As usual, Captain Atom is a pawn of The Man in this issue and is generally just a tool. The psychotic villain Major Force is introduced – he goes on to kill Green Lantern’s girlfriend and stuff her corpse in a fridge, although some say Ron Marz did it.

Again, just to reiterate -- Captain Atom is a tool.

*By "rogered" I mean "fucked up the ass."


Anonymous said...

To be fair to Captain Atom, most of the times he was acting on the behalf of the US government, it wasn't entirely his choice.

And that "This major..." dialogue was supposed to be simplistic so the crowd and journalists around would hear it and remember it -- it was part of a fake origin setup by the government for Major Force.

I recently reread most of his title and it really lost its way by about issue 20 or so. Before that, it wasn't a bad book.

Anonymous said...

I've only read the first 12 or so but the reason he was canceled was the reason zI liked him! THE TOOL!!!

Anonymous said...

You'd think a nuclear-powered tool would have been more popular with the ladies. Fuck fighting supervillains.

I actually liked Cap most of the time in his own book. Sure he was a stooge for the government, especially early on, but that was because he was getting blackmailed/fucked over hard by them.
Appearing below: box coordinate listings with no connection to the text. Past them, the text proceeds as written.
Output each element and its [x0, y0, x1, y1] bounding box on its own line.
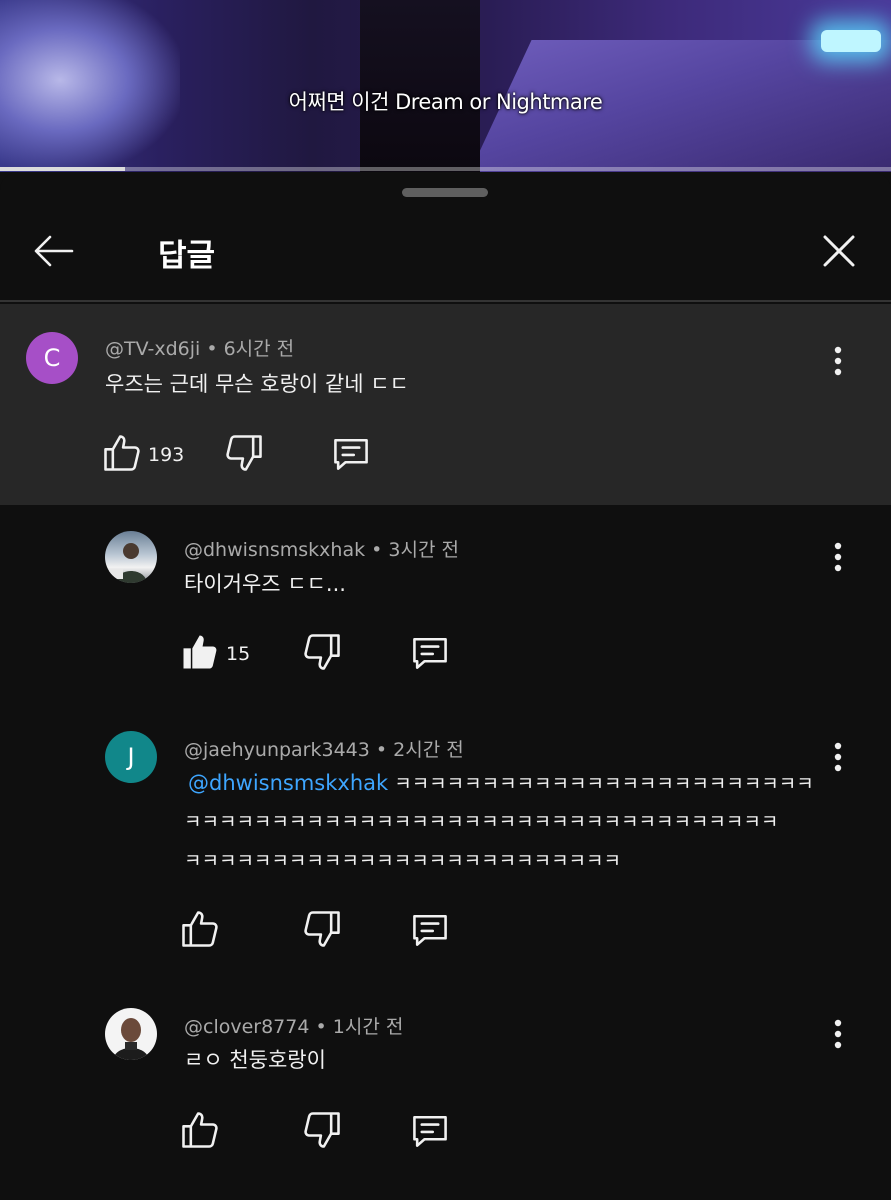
comment-author[interactable]: @TV-xd6ji — [105, 338, 200, 360]
comment-author[interactable]: @jaehyunpark3443 — [184, 739, 370, 761]
video-frame-lamp — [821, 30, 881, 52]
page-title: 답글 — [158, 238, 216, 274]
video-frame-light — [0, 0, 180, 170]
like-button[interactable] — [178, 1108, 222, 1152]
reply-icon — [334, 438, 368, 470]
avatar-photo — [113, 1018, 149, 1060]
comment-meta: @clover8774 • 1시간 전 — [184, 1012, 403, 1039]
like-button[interactable] — [100, 431, 144, 475]
avatar[interactable]: C — [26, 332, 78, 384]
dislike-button[interactable] — [300, 630, 344, 674]
comment-text: 타이거우즈 ㄷㄷ... — [184, 572, 346, 596]
more-vert-icon — [834, 346, 842, 376]
avatar[interactable]: J — [105, 731, 157, 783]
thumbs-up-icon — [182, 911, 218, 947]
like-button[interactable] — [178, 907, 222, 951]
meta-separator: • — [375, 739, 394, 761]
comment-meta: @TV-xd6ji • 6시간 전 — [105, 334, 294, 361]
avatar-photo — [109, 543, 147, 583]
meta-separator: • — [371, 539, 389, 561]
comment-time: 3시간 전 — [388, 539, 459, 561]
comment-meta: @jaehyunpark3443 • 2시간 전 — [184, 735, 464, 762]
reply-button[interactable] — [408, 631, 452, 675]
video-progress-bar[interactable] — [0, 167, 891, 171]
more-vert-icon — [834, 542, 842, 572]
video-progress-fill — [0, 167, 125, 171]
more-vert-icon — [834, 1019, 842, 1049]
comment-author[interactable]: @dhwisnsmskxhak — [184, 539, 365, 561]
thumbs-down-icon — [304, 1112, 340, 1148]
avatar-letter: J — [127, 743, 135, 771]
drag-handle[interactable] — [402, 188, 488, 197]
like-count: 193 — [148, 444, 185, 466]
avatar-letter: C — [43, 344, 61, 372]
sheet-header: 답글 — [0, 202, 891, 302]
parent-comment: C @TV-xd6ji • 6시간 전 우즈는 근데 무슨 호랑이 같네 ㄷㄷ … — [0, 304, 891, 505]
reply-button[interactable] — [329, 432, 373, 476]
more-vert-icon — [834, 742, 842, 772]
thumbs-up-icon — [182, 1112, 218, 1148]
comment-time: 2시간 전 — [393, 739, 464, 761]
dislike-button[interactable] — [300, 907, 344, 951]
comment-meta: @dhwisnsmskxhak • 3시간 전 — [184, 535, 459, 562]
reply-comment: @dhwisnsmskxhak • 3시간 전 타이거우즈 ㄷㄷ... 15 — [0, 527, 891, 697]
meta-separator: • — [315, 1016, 333, 1038]
dislike-button[interactable] — [222, 431, 266, 475]
back-arrow-icon — [34, 235, 74, 267]
like-button[interactable] — [178, 630, 222, 674]
reply-button[interactable] — [408, 908, 452, 952]
avatar[interactable] — [105, 1008, 157, 1060]
video-subtitle: 어쩌면 이건 Dream or Nightmare — [288, 90, 603, 114]
comment-text-line: @dhwisnsmskxhak ㅋㅋㅋㅋㅋㅋㅋㅋㅋㅋㅋㅋㅋㅋㅋㅋㅋㅋㅋㅋㅋㅋㅋㅋ — [188, 764, 814, 804]
dislike-button[interactable] — [300, 1108, 344, 1152]
more-options-button[interactable] — [823, 341, 853, 381]
reply-icon — [413, 914, 447, 946]
thumbs-up-icon — [183, 635, 217, 669]
meta-separator: • — [206, 338, 224, 360]
video-player[interactable]: 어쩌면 이건 Dream or Nightmare — [0, 0, 891, 172]
thumbs-down-icon — [304, 634, 340, 670]
replies-sheet: 답글 C @TV-xd6ji • 6시간 전 우즈는 근데 무슨 호랑이 같네 … — [0, 172, 891, 1200]
reply-button[interactable] — [408, 1109, 452, 1153]
reply-icon — [413, 637, 447, 669]
thumbs-down-icon — [304, 911, 340, 947]
avatar[interactable] — [105, 531, 157, 583]
mention-link[interactable]: @dhwisnsmskxhak — [188, 771, 388, 795]
comment-text-line: ㅋㅋㅋㅋㅋㅋㅋㅋㅋㅋㅋㅋㅋㅋㅋㅋㅋㅋㅋㅋㅋㅋㅋㅋㅋ — [184, 850, 622, 872]
comment-text: ㄹㅇ 천둥호랑이 — [184, 1048, 326, 1072]
comment-time: 6시간 전 — [223, 338, 295, 360]
comment-time: 1시간 전 — [332, 1016, 404, 1038]
comment-text: 우즈는 근데 무슨 호랑이 같네 ㄷㄷ — [105, 372, 409, 396]
close-button[interactable] — [814, 228, 864, 278]
more-options-button[interactable] — [823, 1014, 853, 1054]
comment-author[interactable]: @clover8774 — [184, 1016, 309, 1038]
comment-text-segment: ㅋㅋㅋㅋㅋㅋㅋㅋㅋㅋㅋㅋㅋㅋㅋㅋㅋㅋㅋㅋㅋㅋㅋㅋ — [388, 773, 814, 795]
more-options-button[interactable] — [823, 537, 853, 577]
thumbs-up-icon — [104, 435, 140, 471]
reply-comment: J @jaehyunpark3443 • 2시간 전 @dhwisnsmskxh… — [0, 727, 891, 977]
thumbs-down-icon — [226, 435, 262, 471]
close-icon — [823, 235, 855, 267]
back-button[interactable] — [28, 228, 78, 278]
comment-text-line: ㅋㅋㅋㅋㅋㅋㅋㅋㅋㅋㅋㅋㅋㅋㅋㅋㅋㅋㅋㅋㅋㅋㅋㅋㅋㅋㅋㅋㅋㅋㅋㅋㅋㅋ — [184, 811, 779, 833]
reply-comment: @clover8774 • 1시간 전 ㄹㅇ 천둥호랑이 — [0, 1004, 891, 1184]
more-options-button[interactable] — [823, 737, 853, 777]
like-count: 15 — [226, 643, 251, 665]
reply-icon — [413, 1115, 447, 1147]
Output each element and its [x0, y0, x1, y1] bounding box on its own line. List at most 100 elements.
From a character standpoint, it was also to build up the whole 'loyalty/duty/following orders vs. conscience' conflict until it got to the point that he just said fuck it and walked out. Giffen got a few laughs out of him in the JLI/JLE days, but after the JLA tried to get serious again the whole book and everyone in it sucked hairy donkey balls.

Most of the time when he appeared outside of his own book Captain Atom was indeed a tool. On a really good day he was lucky to only be a douche. But I blame lazy or incompetent writers as much as anything for turning him into the go-to guy when the Man wanted to keep anybody down. And it's hardly Cap's fault that nearly anything Dan Vado ever wrote for DC was the literary equivalent of ass cancer. (See Extreme Justice.) Cap suffered along with the rest of us.

Anonymous said...

Man, a Quebec seperatist terrorist? The heck was Captain Atom doing fighting her?! I thought the US didn't give a damn about Quebec. The rest of Canada is the same way.

I wanna see this villainess. Just for amusement factor.

Anonymous said...

Ok, new idea:
Lets make the Judomaster a chick,
make Cap Atom, Ee-vill for no reason
"Question: How does he become ee-vill?"
We'll fill in the details later. And then Superman-Prime rips open his chest and destroys Earth-51!
Why Earth-51?
I hate the number 51!
We'll find a way, DC always does...somehow no matter how stupid it sounds!